Tuesday, April 12, 2005

The Upper East Side Can't Keep It Real

Oh, what a truly offensive pile of bullshit this is. Even after taking a week to calm down (I even made my special spring 'Slaw, and had it with some grilled asparagus), this still makes me want to vomit with rage.

New York magazine has just informed us all how truly lucky we are that so many of our nation's extremely wealthy have chosen to nest in New York and make this city so great by dint of their mere presence (and pocketbooks).

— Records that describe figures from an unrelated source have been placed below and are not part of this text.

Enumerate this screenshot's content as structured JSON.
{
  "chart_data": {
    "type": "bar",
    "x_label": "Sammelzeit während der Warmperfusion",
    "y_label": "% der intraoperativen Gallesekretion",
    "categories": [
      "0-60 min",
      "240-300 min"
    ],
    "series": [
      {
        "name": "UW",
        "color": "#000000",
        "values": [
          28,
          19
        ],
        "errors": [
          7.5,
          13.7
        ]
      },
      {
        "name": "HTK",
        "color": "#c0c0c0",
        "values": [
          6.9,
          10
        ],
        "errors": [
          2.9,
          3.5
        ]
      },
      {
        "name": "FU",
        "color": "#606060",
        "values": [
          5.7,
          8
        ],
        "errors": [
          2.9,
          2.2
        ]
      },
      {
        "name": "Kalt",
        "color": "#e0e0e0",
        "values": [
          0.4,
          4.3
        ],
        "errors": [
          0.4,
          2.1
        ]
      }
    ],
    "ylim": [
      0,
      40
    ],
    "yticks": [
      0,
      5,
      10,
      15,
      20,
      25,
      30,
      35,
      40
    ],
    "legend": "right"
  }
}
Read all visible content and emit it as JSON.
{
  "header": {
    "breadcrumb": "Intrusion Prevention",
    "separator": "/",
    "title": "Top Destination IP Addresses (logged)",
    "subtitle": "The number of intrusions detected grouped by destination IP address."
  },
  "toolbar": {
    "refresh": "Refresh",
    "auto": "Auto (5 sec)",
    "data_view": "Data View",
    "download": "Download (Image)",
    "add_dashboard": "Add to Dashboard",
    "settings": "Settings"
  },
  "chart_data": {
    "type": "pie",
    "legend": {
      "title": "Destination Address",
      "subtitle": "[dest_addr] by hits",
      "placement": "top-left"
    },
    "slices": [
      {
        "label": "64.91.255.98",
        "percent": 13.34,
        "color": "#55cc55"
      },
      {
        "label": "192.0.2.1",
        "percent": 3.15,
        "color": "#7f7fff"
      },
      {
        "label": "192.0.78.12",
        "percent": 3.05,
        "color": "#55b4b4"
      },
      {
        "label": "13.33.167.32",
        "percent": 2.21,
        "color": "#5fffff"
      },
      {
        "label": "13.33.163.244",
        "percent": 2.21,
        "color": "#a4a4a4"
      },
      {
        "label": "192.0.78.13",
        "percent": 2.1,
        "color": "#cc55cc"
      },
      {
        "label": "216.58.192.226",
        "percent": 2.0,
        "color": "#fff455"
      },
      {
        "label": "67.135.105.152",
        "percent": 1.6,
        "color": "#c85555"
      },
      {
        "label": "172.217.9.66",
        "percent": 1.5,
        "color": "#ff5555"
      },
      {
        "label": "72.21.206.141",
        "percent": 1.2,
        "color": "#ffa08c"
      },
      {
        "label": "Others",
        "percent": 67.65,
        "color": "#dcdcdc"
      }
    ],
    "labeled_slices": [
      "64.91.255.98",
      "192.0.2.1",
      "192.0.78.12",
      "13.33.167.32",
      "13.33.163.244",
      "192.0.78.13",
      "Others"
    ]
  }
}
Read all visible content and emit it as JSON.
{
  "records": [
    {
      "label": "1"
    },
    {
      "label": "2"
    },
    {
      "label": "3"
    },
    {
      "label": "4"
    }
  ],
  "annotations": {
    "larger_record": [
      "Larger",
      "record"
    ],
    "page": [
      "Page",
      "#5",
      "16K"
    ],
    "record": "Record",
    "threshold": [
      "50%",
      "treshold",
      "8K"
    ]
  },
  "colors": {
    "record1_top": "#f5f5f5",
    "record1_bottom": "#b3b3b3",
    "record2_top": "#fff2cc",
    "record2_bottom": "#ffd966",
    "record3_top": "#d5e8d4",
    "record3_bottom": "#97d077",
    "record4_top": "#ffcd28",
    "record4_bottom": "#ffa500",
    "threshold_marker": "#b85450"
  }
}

While the piece has been rightly gored by more talented pike-wielders than Cole Slaw Blog can employ at the moment, one thing stands out:

The article is larded throughout with the kind of bootstrap-pulling hokum one expects from a freshman staffer at the Michigan Review. In modern-day Manhattan, crumbs falling out of billionaire billfolds support busboys and sommeliers and waiters and livery drivers and construction workers and secretaries and well, life is just swell.

Except for the people trying to keep it real on the Upper East. The "workaday rich," as author Daniel Gross calls them, are the only aggrieved party to be spotted in the piece. Which shouldn't surprise, considering the source.

In the world of New York magazine, the super-rich make things easy for everyone, while the merely rich shoulder the load.

Maybe this is the White Man's Burden for a New American Century?